Первая удача меня поджидала у тестя, Петра Васильевича. Приехав по его зову на очередное избиение его пьяницы-соседа, я понял, что примирить мне их не удастся. Сосед бил тестя по идейным соображениям. За то, что тот полковник ОГПУ в отставке, погубил его отца и миллионы таких же честных сограждан. Я предложил им разъехаться навсегда, разменяв их квартиру. Они оба выдвинули немыслимые претензии, учитывая, что их квартирка находилась в убогой хрущобе на Новоизмайловском проспекте, вдали от метро и транспортных потоков. Но я принял их условия
Спустя три месяца, соблазнённая мною, начальница обменного агентства на 16 линии Васильевского острова, украшенная неизменной халой на голове, предложила мне вариант, от которого мои клиенты не смогли отказаться. Тестю выпадала комната в центре на Фонтанке, д.121 кв.9 площадью 25 метров с балконом в трёхкомнатной квартире с двумя милыми старушками. И это вместо 18-ти метров в хрущобе?! Сосед поканал в 15 метров в Купчино, поближе к своей любовнице. А мне, то есть моей супруге с сыном выпала комнатка 9 метров в трёхкомнатной квартире № 32 на проспекте Ветеранов, 105. Доплатил я 300 рублей, деньги по тем временам не малые. Но деньги можно заработать, а комнату — никогда.

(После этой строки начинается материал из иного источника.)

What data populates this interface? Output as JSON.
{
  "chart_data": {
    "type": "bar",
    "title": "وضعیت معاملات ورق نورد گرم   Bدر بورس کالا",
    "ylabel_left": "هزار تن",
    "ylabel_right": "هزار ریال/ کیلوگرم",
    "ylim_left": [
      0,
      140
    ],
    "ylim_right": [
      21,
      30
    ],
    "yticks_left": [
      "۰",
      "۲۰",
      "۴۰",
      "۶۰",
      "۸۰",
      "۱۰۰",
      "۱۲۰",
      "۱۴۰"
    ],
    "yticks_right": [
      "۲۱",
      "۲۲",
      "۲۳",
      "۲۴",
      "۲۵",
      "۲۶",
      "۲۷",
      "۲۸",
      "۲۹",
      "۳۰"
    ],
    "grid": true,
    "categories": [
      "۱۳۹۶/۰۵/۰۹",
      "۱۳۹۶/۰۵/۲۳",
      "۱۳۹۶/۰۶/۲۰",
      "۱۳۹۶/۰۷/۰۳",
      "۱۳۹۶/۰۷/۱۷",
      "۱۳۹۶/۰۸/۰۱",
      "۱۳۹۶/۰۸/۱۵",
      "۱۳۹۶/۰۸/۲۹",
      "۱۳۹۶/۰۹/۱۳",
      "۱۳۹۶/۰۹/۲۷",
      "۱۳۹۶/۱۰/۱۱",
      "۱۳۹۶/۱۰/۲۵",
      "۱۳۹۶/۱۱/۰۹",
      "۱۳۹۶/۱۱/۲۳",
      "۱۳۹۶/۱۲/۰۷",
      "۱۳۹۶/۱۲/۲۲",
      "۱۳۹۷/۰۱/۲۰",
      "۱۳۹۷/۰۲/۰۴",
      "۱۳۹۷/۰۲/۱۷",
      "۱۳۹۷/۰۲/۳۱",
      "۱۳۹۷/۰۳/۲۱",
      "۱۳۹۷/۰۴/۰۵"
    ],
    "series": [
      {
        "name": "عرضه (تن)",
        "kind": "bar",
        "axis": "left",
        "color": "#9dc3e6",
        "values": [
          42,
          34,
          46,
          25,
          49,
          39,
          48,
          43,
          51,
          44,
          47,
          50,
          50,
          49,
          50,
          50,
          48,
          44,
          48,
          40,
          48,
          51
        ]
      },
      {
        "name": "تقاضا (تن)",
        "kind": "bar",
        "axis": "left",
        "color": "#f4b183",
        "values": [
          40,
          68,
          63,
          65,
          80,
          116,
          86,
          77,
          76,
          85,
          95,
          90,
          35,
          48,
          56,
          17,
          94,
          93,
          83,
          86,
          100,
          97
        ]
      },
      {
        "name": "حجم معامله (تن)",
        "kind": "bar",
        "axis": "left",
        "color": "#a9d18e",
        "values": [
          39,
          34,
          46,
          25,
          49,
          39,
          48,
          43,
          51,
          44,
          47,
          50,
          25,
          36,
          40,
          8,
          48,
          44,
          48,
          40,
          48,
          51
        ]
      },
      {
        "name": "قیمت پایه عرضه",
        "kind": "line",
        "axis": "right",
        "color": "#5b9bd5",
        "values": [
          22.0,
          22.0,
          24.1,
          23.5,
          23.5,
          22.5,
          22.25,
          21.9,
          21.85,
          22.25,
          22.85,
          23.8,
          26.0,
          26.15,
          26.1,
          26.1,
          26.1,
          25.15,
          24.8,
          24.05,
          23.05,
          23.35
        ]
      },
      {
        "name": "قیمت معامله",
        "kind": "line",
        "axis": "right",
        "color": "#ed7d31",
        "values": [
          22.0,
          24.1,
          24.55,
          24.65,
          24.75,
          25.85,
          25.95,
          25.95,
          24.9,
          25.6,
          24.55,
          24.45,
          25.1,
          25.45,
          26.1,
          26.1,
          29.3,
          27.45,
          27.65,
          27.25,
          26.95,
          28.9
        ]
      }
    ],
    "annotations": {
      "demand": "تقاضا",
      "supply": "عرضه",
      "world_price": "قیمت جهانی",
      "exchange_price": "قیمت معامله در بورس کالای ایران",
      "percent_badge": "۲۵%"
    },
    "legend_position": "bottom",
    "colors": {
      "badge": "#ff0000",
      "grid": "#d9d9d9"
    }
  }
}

Я предполагал обменять две комнаты на однокомнатную квартиру в центре, но знающие люди у Львиного мостика сочли этот вариант непростым. Тогда я решился свою комнату на бульваре поменять с доплатой на однокомнатную квартиру, и уже с той однокомнатной и комнатой найти приличную квартиру в центре. Решение такого замысла растянулось на годы. Во-первых, из комнаты 19 метров меня не ставили на очередь в ЖСК. Слишком много у меня было площади. Шикарно оттопырился, парень. «Наши люди в булочную на такси не ездят». Вторая проблема возникла с комнатой 9 метров, в которую по гуманным соображениям не прописывали жену с сыном. Чтобы не ущемить гражданские права, их можно было прописать только в комнату 18 метров. А кто же её даст? А это не наше дело, заявляли в Исполкоме. Пришлось пойти на гражданский подвиг — поменяться комнатами с женой и сыном. Так я уехал на проспект Ветеранов, а жена с сыном прописались на бульваре. Дом № 17 на бульваре Профсоюзов отличался незаурядной красотой фасадов, высотой потолков и удобством планировки квартир. Ходили слухи, что его собирались расселять под предлогом ветхости и отдать газодобытчикам. Но слухами полон город, а жизнь проходит быстро. И иногда — мимо тебя.
Я разыскал свою подругу по институту Валю Осипову, которая распределилась на завод в Колпино. Самой Вале мой замысел не подошёл, а вот её подруга Таня согласилась не раздумывая. У неё была льгота на постановку в очередь на ЖСК, но не было денег. Я предложил ей свою, то есть теперь уже жены с сыном, комнату на бульваре получить бесплатно, за услугу покупки на её имя однокомнатной квартиры. Таня с радостью согласилась. Кинуть она могла меня элементарно. Через свою подругу Наташку Наумову я влез в доверие к инспектору ЖСК Лизе, и, всучив ей небольшой презент, поставил свою Таню на очередь в ЖСК. Ждать пять лет я не собирался. Очередной презент предназначался за то, что Лиза моментально нашла освободившуюся однокомнатную квартиру в построенном и сданном доме № 72 на Светлановском проспекте. Это было далеко, но быстро. Я внёс две тысячи рублей за Таню и через несколько дней она стала полноправной обладательницей однокомнатной квартиры с телефоном на седьмом этаже девятиэтажного дома престижной серии Л-137. Таня спокойно могла послать меня по широко распространённому на Руси адресу и спокойно жить в подаренной мною квартире всю оставшуюся жизнь. Но не сразу. В те времена последующий обмен можно было совершать только спустя полгода. Власти таким приёмом боролись со спекуляцией квартирами. Полгода я жил в напряжении, плохо спал и постоянно дёргался. Иногда звонил Тане, спрашивал как её здоровье. Ведь она могла и умереть. А моя квартира? Мои треволнения никто не разделял. Всем было по фиг веники. И жене, и сыну. Жизнь полна повседневными заботами. Пока я учился в аспирантуре, проводил научные изыскания, преподавал в Театральном институте, тренировался и выступал в соревнованиях, снимался в БЛОКАДЕ и Тиле Уленшпигеле, Таня страстно обнималась в моей квартире со своим новым мужем. Сынок встал на ноги и сказал «МАМА».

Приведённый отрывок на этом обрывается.